I have a table named “Chats” with below model:

{
  "session_id": "session-000001",
  "messages": [
    {
      "human": "hi",
      "chatbot": "Hello",
      "startTime": 1709660783132,
      "endTime": 1709660788169
    },
    {
      "human": "how is weather today",
      "chatbot": "It's 30 degree celsius",
      "startTime": 1709660789236,
      "endTime": 1709660796201
    }
  ]
}

I would like to export all records that fall within a specific date range based on message.endTime. here is my pipeline

[
  {
    $match: {
      "messages.human": {
        $ne: "",
      },
      "messages.endTime": {
        $gte: 1709663400000,
        $lte: 1712341799999,
      },
    },
  },
  {
    $unwind: "$messages",
  },
]

but this is taking more than 1 min for 10k records with node.js aggregate wrapper

  1. how can i improve the performance?
  2. Is there any settings i need to update/modify in mongodb?
  3. I’m trying to export 100k records, what’s the best approach?

Note: if I add an additional stage to the pipeline ($count), it’s just taking 5 seconds.

I’m new to mongo DB please bear with me if I’m asking a dumb question. Thanks!

Do you have indexes setup on the data that satisfy your match conditions?

I feel deception when we spend time reading posts and the original author does not do any followup.

Cheers to you John

1 Like

Yes, it is a shame when we dont hear anything back! Seems pointless to take time to make a post thats well formated and just ignore it!

1 Like

@John_Sewell @steevej I’m extremely sorry for delayed response. This was my first port and so my account was under review. I missed these replies.

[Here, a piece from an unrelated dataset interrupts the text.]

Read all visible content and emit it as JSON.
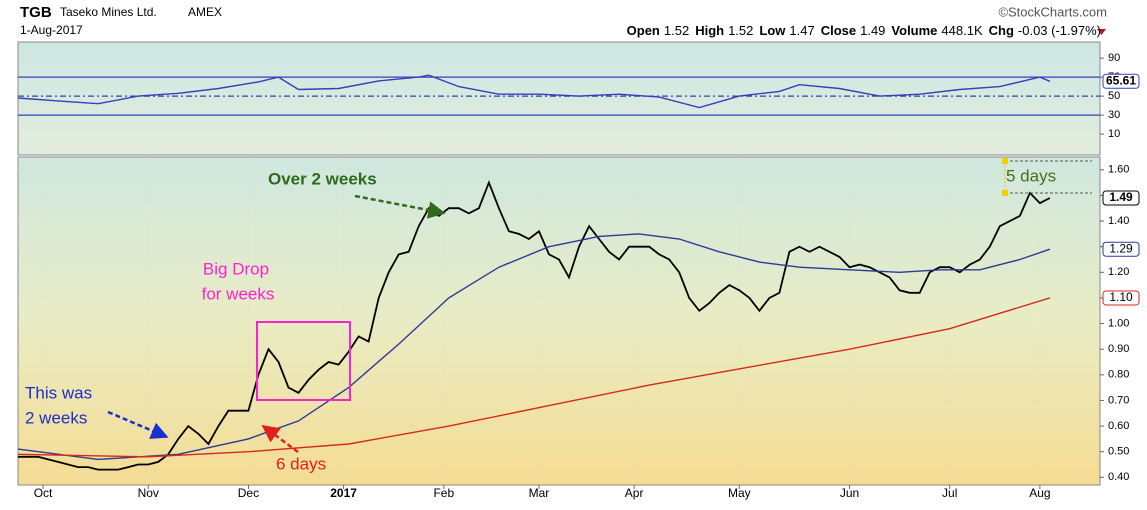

Yes, I have indexes setup on “messages .startTime”, “messages.endTime” and “session_id”.

“messages.human” is a text field and could have long string, so I haven’t indexed this field.

1 Like

Welcome back :slight_smile:

When you say you have indexes on those three fields, is it three indexes or one compound index on three fields?

Also…that human field do you mean to check is it’s empty string, null or does not exist, which are all different scenarios in MongoDB (which can be confusing, especially the way things like Oracle deal with empty strings…unless it’s just me that finds that annoying)

This

and this

Points to a network I/O issue.

Is 100K before or after $unwind?

Since $unwind is the last stage, it would be preferable in terms of network I/O to forgo this last stage. An $unwind stage increase the amount of data transferred because all data outside the $unwind array is duplicated for each element of the array. You could use $project to remove duplicated values that are not required.

I think that your $match should use an $elemMatch because I suspect that you want both conditions to be true for the same message.

I also think that you would want a $set stage with $filter on messages to only get the matching elements.

By not exporting 100K documents by using the aggregation framework to do what ever computation you do with 100k on the server rather than the client.

Thanks for your detailed input. This is much useful!